Wikipédia référence les gènes sur Gene Wiki

Depuis quelques jours, Wikipedia compte désormais plus de 9 000 articles sur les gènes humains. Cette bibliothèque intitulée Gene Wiki vise, selon ses protagonistes, à "fournir un point de départ d'informations uniforme pour tous les gènes" - on compte près de 25 000 gènes dans le génome humain. A charge ensuite pour la communauté Wikipédienne d'enrichir cette base de données. Fait intéressant, cette initiative a été prise par une équipe de chercheurs américains basée à San Diego de... Novartis, un des plus gros labos pharmaceutiques mondiaux. Une manière pour la labo de donner un vernis collaboratif à son image de marque ?

Parallèlement, un autre projet collaboratif mené par une équipe de chercheurs de Boston et d'Harvard a établi une carte mondiale des maladies contagieuses et épidémies, HealthMap, actualisée en temps réel.

mardi 8 juillet 2008

Orange et SFR préparent leurs eBooks

Orange Read&Go

Les opérateurs mobiles s'apprêtent à s'affronter sur un nouveau créneau : celui des livres numériques, qui leur permettront opportunément de doper les usages de la 3G.

Lundi dernier (30 juin - je sais... je n'ai pas eu le temps de bloguer depuis), j'ai eu la chance de découvrir la Collection été '08 d'Orange (lancée en même temps que la Fashion week ;).
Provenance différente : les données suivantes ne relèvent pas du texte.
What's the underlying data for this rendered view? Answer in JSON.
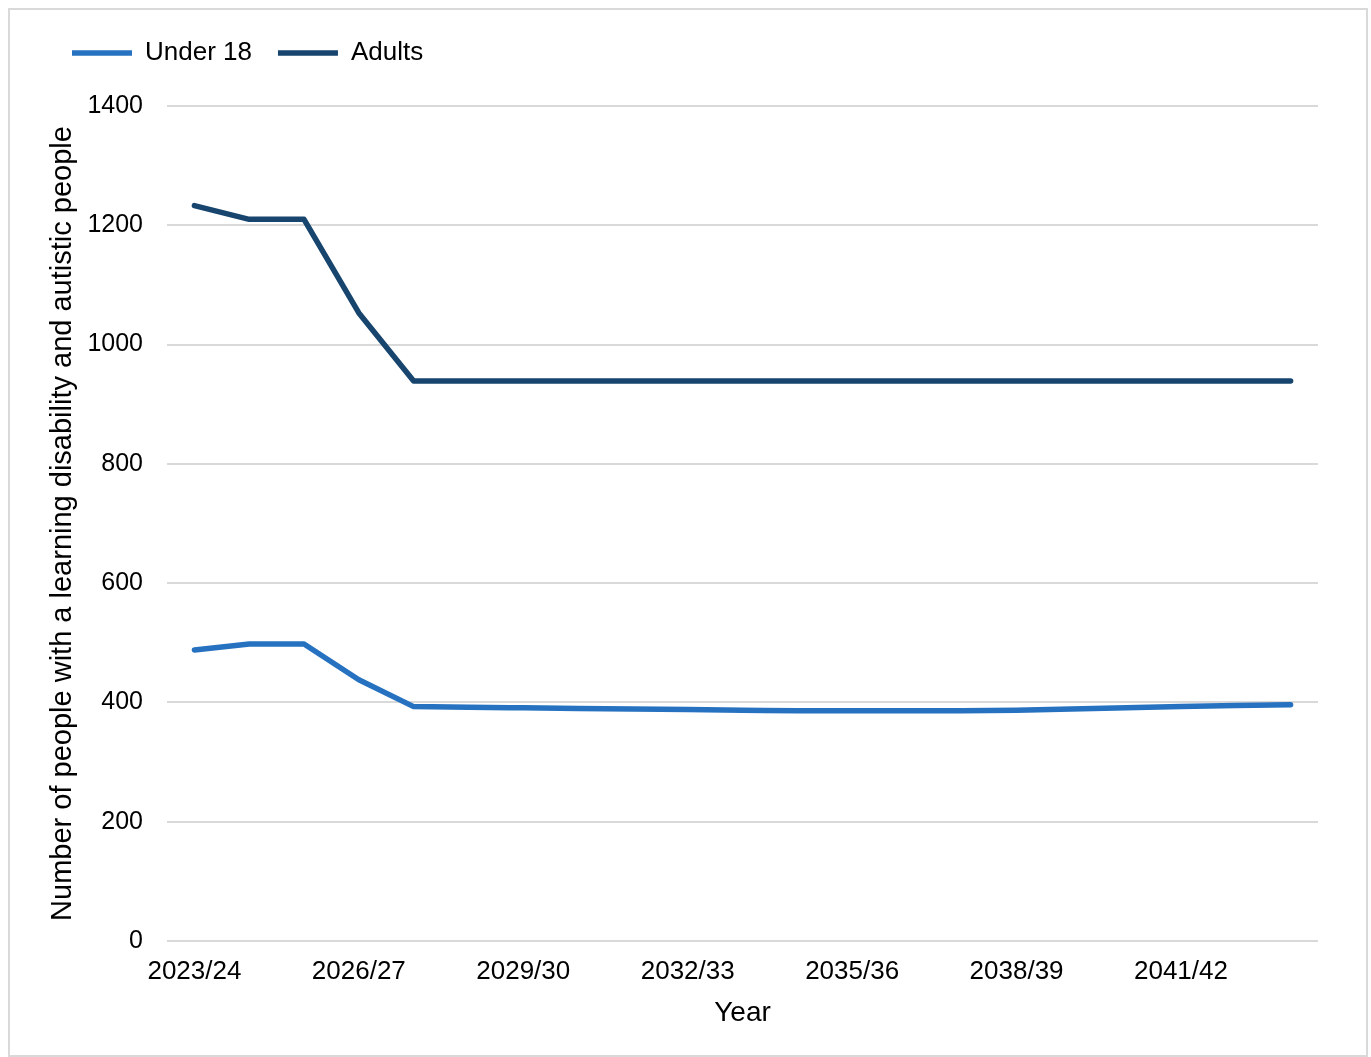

Et j'ai pu avoir entre les mains le livre numérique d'Orange, de la gamme Illiad du constructeur iRex (filiale de Philips). Ergonomie simple, navigation assez simple à l'aide d'un style (pas - encore ? - de navigation tactile), et l'eBook est très léger. Read&Go est donc un livre numérique qui permet d'accéder à un kiosque de journaux accessibles en téléchargement par WiFi ou 3G. Lancé en version test (version définitive attendue pour l a fin d'année) après la sortie de l'édition électronique des Echos , Orange teste donc à son tour un terminal équivalent au Iliad d'iRex, également proposé par les Echos. Au détail près que l'opérateur lui a ajouté une clé USB 3G. Autre plus, il va y proposer plusieurs formules d'abonnements à des journaux partenaires (Les Echos, Le Monde, Le Parisien, L'Equipe, Télérama notamment). La question : quel sera le modèle économique? Quelles seront les formules d'abonnement ? Quid pour les abonnés à la version papier de certains de ces quotidiens ?... Egalement, différents livres et BD numériques seront disponibles auprès des partenaires d'Orange dont Feedbooks, Médiatoon (Dargaud, Dupuis, Lombard et Kana) et les éditions Mango.

eBook SFR

Preuve que la bataille est engagée Simple hasard sans doute ;), la semaine dernière, SFR a annoncé à son tour son eBook, un terminal similaire, e-Book SFR. Il va être testé durant trois mois par cent mobinautes. Là, le terminal, GeR2, est conçu par la société française Ganaxa. Sept titres de presse y seront référencés sur le livre numérique (Les Echos, Le Monde, L'Equipe, Le Parisien, Le Figaro et L'AFP) ainsi que sept acteurs du monde de l'édition (Dunod, Flammarion, Hachette, M21 éditions, Plon, Ramsay, Solar). Cette expérimentation qui durera trois mois permettra de tester les usages de ce terminal auprès de 100 mobinautes. A notre aussi, contrairement à Orange, SFR a adopté un système de sécurité drastique : ses contenus sont protégés par un système de DRM. "Chaque appareil dispose d'un numéro de série unique, les lecteurs sont ainsi identifiés et les fichiers contenant les ouvrages sont cryptés de façon à ce que seuls les lecteurs identifiés puissent les télécharger », précise SFR dans son communiqué de presse.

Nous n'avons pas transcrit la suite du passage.